As AI continues to penetrate many areas of our lives, the music industry is no exception.
Although there are many music production-related applications that involve AI, too many of them look like fun science projects without any applicability to the craft. However, in the past few years, the music industry has experienced a somewhat significant impact from AI-powered platforms and plugins for music mastering, arguably one of the least creative stages in music production.
In this article, we discuss the impact and limitations of ML-powered mastering services and provide a future outlook for the technology based on our company’s experience.
What is Mastering?
In general, we can divide the music production process into three stages:
- Composing, recording, arranging
- Mixing of separate tracks to ensure that they sound good together
Mastering engineers enhance and correct certain sonic elements to ensure that the song will sound equally good across different playback systems. When it comes to working on a music album, mastering engineers also ensure that separate songs have a cohesive sound. To achieve this, they change a stereo recording by adjusting its dynamic range, correcting relative loudness of different frequencies, shaping the stereo image, etc. Usually, professional mastering engineers are specialists operating in high-end, carefully acoustically tuned studios, and use expensive audio processing hardware and software.
In the past 20 years, mastering (as well as music production as a whole) has moved from an entirely software-less process to a computerized one, significantly lowering the entry barrier to music production. Spotify recently confirmed that more than 60,000 tracks are now being uploaded to the platform every day. ML-powered mastering platforms are poised to lower the barrier to entry even further.
Although there is a high degree of aesthetic judgement, mastering remains a very technical and complex process, which requires in-depth knowledge of audio processing and respective tools. Previously, independent artists had to either learn to master themselves or turn to expensive mastering engineer services. Today, services like LANDR and CloudBounce introduce one more option: intelligent software that can master songs in a matter of minutes and 10 times cheaper than a human professional.
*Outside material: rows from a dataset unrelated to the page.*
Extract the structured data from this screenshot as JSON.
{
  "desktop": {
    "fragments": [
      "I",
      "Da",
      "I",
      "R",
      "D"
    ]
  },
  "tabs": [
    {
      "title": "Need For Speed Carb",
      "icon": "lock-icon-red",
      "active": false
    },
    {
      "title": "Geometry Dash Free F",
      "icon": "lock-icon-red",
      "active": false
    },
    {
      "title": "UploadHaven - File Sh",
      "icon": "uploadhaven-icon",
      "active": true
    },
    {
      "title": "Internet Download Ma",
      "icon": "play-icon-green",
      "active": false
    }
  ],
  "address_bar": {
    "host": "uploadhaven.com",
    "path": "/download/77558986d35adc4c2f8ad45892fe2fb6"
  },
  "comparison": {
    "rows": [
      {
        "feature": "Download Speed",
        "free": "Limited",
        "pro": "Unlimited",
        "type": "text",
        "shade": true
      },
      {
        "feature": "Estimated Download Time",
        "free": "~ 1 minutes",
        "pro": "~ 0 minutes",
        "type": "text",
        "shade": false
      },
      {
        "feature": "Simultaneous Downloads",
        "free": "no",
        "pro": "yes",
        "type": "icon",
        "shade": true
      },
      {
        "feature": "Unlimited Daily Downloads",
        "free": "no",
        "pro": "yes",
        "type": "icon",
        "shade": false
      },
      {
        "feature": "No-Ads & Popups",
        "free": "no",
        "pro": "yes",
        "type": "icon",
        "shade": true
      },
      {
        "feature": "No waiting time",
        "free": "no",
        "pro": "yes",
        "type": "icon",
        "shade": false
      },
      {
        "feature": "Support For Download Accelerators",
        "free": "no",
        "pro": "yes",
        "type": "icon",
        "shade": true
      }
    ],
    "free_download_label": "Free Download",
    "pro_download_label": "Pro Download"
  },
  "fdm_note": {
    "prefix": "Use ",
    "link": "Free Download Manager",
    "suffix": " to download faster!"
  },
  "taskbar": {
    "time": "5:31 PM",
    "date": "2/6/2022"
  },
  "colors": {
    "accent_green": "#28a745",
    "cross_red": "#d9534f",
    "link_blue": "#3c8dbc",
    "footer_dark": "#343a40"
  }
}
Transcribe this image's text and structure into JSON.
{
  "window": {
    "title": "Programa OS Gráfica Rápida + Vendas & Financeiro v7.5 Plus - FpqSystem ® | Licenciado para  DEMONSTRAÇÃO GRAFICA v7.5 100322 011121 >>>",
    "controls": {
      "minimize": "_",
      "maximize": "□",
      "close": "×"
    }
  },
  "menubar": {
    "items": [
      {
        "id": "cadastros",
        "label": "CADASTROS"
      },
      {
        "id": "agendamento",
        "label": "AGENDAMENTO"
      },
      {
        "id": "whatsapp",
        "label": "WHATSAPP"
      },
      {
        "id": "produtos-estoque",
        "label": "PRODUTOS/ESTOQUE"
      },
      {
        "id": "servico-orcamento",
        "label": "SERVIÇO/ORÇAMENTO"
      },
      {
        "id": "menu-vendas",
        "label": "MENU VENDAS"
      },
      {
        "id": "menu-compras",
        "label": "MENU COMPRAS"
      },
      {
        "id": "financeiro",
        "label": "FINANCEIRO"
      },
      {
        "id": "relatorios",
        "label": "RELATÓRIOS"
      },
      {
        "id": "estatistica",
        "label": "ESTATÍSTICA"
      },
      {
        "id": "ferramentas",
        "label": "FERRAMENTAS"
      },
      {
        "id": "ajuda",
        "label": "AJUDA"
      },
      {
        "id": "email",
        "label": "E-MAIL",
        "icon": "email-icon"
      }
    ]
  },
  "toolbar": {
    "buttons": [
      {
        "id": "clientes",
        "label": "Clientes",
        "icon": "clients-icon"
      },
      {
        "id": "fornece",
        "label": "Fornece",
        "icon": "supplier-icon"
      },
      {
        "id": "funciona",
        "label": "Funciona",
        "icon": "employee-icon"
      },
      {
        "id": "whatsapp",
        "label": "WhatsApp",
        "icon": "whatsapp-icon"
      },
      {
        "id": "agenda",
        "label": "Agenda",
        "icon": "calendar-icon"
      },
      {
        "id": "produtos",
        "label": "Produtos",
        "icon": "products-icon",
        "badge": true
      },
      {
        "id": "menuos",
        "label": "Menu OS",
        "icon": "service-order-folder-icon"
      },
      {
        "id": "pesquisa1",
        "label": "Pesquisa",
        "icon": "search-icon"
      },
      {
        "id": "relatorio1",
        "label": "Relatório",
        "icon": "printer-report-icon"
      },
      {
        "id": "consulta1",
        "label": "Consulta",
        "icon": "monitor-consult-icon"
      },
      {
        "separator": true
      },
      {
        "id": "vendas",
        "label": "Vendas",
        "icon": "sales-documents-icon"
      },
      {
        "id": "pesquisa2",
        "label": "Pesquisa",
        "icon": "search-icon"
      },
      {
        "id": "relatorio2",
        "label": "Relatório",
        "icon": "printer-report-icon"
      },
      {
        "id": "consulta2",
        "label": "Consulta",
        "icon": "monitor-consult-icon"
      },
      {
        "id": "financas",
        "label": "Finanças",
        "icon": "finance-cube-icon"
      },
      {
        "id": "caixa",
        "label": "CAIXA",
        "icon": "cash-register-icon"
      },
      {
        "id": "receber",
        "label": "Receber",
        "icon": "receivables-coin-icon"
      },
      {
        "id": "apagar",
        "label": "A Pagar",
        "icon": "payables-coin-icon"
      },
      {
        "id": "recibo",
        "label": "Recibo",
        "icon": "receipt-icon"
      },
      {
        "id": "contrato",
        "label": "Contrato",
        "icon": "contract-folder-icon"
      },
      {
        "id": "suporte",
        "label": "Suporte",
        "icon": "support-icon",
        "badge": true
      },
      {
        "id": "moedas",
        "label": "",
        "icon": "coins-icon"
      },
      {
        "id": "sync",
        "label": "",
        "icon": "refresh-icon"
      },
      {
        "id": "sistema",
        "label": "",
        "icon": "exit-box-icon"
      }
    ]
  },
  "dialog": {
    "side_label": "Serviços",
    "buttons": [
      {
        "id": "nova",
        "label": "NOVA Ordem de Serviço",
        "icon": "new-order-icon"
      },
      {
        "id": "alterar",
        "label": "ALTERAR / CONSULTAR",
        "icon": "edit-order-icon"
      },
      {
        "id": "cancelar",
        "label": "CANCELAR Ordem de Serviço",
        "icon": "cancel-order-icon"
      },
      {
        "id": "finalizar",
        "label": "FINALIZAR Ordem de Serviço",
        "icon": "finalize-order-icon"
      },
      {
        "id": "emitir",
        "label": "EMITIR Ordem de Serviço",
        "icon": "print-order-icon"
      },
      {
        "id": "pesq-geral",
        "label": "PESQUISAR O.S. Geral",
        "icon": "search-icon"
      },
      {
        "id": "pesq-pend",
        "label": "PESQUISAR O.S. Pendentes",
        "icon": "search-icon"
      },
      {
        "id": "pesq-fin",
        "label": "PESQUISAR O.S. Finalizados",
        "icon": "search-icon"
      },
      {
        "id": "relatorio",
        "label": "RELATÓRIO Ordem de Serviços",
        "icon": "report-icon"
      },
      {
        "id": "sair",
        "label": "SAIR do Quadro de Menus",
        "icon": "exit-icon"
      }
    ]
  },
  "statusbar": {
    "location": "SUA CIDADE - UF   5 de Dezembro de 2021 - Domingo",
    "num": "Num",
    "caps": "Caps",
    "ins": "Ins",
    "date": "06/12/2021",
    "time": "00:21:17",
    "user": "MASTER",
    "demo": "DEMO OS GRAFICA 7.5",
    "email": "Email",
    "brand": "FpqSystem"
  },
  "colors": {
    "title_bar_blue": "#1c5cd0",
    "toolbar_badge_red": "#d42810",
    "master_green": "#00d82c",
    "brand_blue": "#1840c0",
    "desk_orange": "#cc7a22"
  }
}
However, when an ML-powered algorithm has to deal with a largely aesthetic process like mastering, some issues will inevitably be revealed. For example, one of the most recurring problems of bedroom producers is that they don’t have the means to adequately hear and manage low frequencies, which is a problem when it comes to playback system variability. In essence, producers working in poorly acoustically treated home studios often can’t find the sweet spot between taming the bass too much and letting it overtake the whole mix. While there are no statistics on this matter, it would be safe to say that these automated mastering platforms often get mixes with problems in the low-frequency range. Relying on data rather than on hearing, the ML algorithm can quickly recognize if there is too much or not enough bass and fix the problem.
In one study, however, researchers expose the problems that this approach can have. Mastering engineers have purposely tested LANDR’s ability to master a song with a bass solo. In this case, a mastering engineer would typically let the bass shine and make it as loud and as bright as possible. LANDR’s algorithm, however, clamped down the bass, making it dull and flat. While we can only guess what exactly happens under the hood of the ML algorithm, it’s rather evident that LANDR’s engine doesn’t treat the song as a song, but as sonic data. It simply recognized that there was too much information in the low-mid frequency range and dealt with it the way it was taught to.
One can argue that these algorithms can easily learn to differentiate between the instruments, recognize different compositional parts of the song, and ultimately, make more informed decisions. ML, however, can’t learn to understand the aesthetic ideas behind a song.
We can draw a parallel with the AI case for music playlisting. While Spotify’s algorithmically personalized playlist ‘Discover Weekly’ was a real breakthrough for the industry, the company and its competitors still employ hundreds of elite music experts to curate playlists for different occasions. For better or worse, ML can’t exactly understand what songs are perfect for shower singing, distant traveling, workout, etc. It can make educated guesses, but in the majority of cases, the reason for a certain song fitting a particular occasion can’t be measured or explained by data.
Will ML-powered Mastering Eliminate Engineers’ jobs?
The answer certainly depends on the context. What do you consider mastering? For emerging independent artists and music hobbyists, who are often responsible for every stage of music production, mastering often ends with pushing the software limiter to achieve a streaming platform-specific LUFS level. For an experienced self-taught engineer, mastering is about honing the frequency spectrum and dynamic range in a certain direction to achieve a genre-specific sound and ‘vibe’. And then we have the biggest artists in the music industry, who can travel continents to work with a particular mastering engineer who has defined the sound of the whole genre and still has that 1965 version of an LA-2A compressor. In the not-so-distant future, when these services earn enough reputation and fine-tune their underlying algorithms, they can potentially take jobs from low-level engineers. Currently, though, these services are used by people who can’t afford or don’t need a mastering engineer in the first place.